# Given $\sec \theta + \tan \theta = 5$ , Find $\csc \theta + \cot \theta$.

The question is to find the value of $\csc \theta + \cot \theta$ if $\sec \theta + \tan \theta = 5$ . Here is what I did : $\sec \theta + \tan \theta = 5$

$\sec \theta = 5 - \tan \theta$

Squaring both sides , $$\sec^2 \theta = 25 + \tan^2 \theta -10\tan \theta$$ Substituting $1+\tan^2 \theta$ for $\sec^2 \theta$ , $$1+\tan^2 \theta = 25 + \tan^2 \theta -10\tan \theta$$ Thus , $$\tan \theta=24/10$$ So , $\cot \theta = 10/24$ and $\csc \theta=26/24$

Thus $\csc \theta + \cot \theta =3/2$ . But I checked the answer sheet and the answer is not 3/2 but $(3+\sqrt5 )/2$ . Where have I went wrong ? Please help.

• You went wrong trusting the answer sheet. Your answer is correct. Aug 10 '13 at 17:49
• Indeed; if you happened to see it, please disregard my previous erroneous comment. Everything looks good here.
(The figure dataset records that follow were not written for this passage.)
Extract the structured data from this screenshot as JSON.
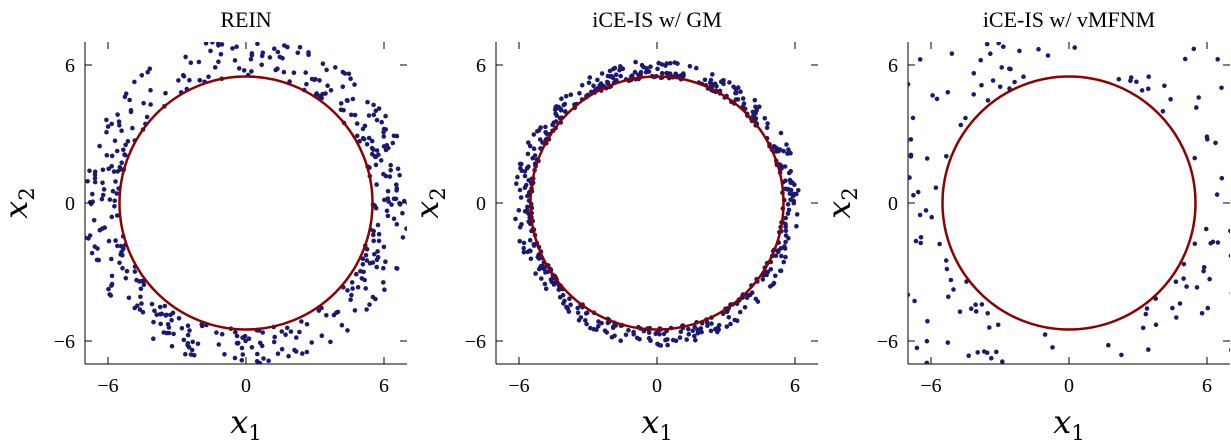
{
  "chart_data": [
    {
      "type": "scatter",
      "title": "REIN",
      "xlabel": "x1",
      "ylabel": "x2",
      "xlim": [
        -7,
        7
      ],
      "ylim": [
        -7,
        7
      ],
      "ticks": [
        -6,
        0,
        6
      ],
      "tick_labels": [
        "−6",
        "0",
        "6"
      ],
      "circle_radius": 5.5,
      "circle_color": "#8b0000",
      "point_color": "#1a1a70",
      "distribution": {
        "r_min": 5.5,
        "r_max": 7.2,
        "count": 430
      }
    },
    {
      "type": "scatter",
      "title": "iCE-IS w/ GM",
      "xlabel": "x1",
      "ylabel": "x2",
      "xlim": [
        -7,
        7
      ],
      "ylim": [
        -7,
        7
      ],
      "ticks": [
        -6,
        0,
        6
      ],
      "tick_labels": [
        "−6",
        "0",
        "6"
      ],
      "circle_radius": 5.5,
      "circle_color": "#8b0000",
      "point_color": "#1a1a70",
      "distribution": {
        "r_min": 5.45,
        "r_max": 6.2,
        "count": 560
      }
    },
    {
      "type": "scatter",
      "title": "iCE-IS w/ vMFNM",
      "xlabel": "x1",
      "ylabel": "x2",
      "xlim": [
        -7,
        7
      ],
      "ylim": [
        -7,
        7
      ],
      "ticks": [
        -6,
        0,
        6
      ],
      "tick_labels": [
        "−6",
        "0",
        "6"
      ],
      "circle_radius": 5.5,
      "circle_color": "#8b0000",
      "point_color": "#1a1a70",
      "distribution": {
        "r_min": 5.6,
        "r_max": 10.5,
        "count": 260
      }
    }
  ]
}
Aug 10 '13 at 17:50
• Is that really the case ? I'm surprised because the answer sheet is hardly wrong . Is there any online resource I can use to validate answers to questions like this ? Aug 10 '13 at 17:53
• Or this followe by this (42 is arbitrary). Aug 10 '13 at 18:05
• Don't delete the question---it's fine! However, 10/24 looks better as 5/12, etc. Aug 10 '13 at 18:09

Here is a simpler solution to this problem:

$$\left(\sec(\theta)+\tan(\theta) \right)\left(\sec(\theta)-\tan(\theta) \right)=\sec^2(\theta)-\tan^2(\theta)=1$$

Since $\sec(\theta)+\tan(\theta)=5$ you get $\sec(\theta)-\tan(\theta)=\frac{1}{5}$.

Adding and subtracting these two relations you get

$$2\sec(\theta)=5+\frac15=\frac{26}{5} \,;\, 2\tan(\theta)=5-\frac15=\frac{24}{5}$$

Thus $\tan(\theta)=\frac{24}{10}$ and $$\sin(\theta)=\frac{\tan(\theta)}{\sec(\theta)}=\frac{24}{26} \,.$$

As noted in the comments, you are correct, and the answer key is wrong here.

In cases like these, it's sometimes helpful to check to make sure that you didn't make a mistake in reading the question.

The problem is that the methods you have give all ok so long it works but nothing if it fails.

When in doubt it is better to check with nearby approximate solutions learning to guide/trust yourself.

Say even if you took very approximately 60 degrees as solution and calculated $sec (\theta) + tan(\theta)$ it will be nearer to what you got than the way off value provided by key!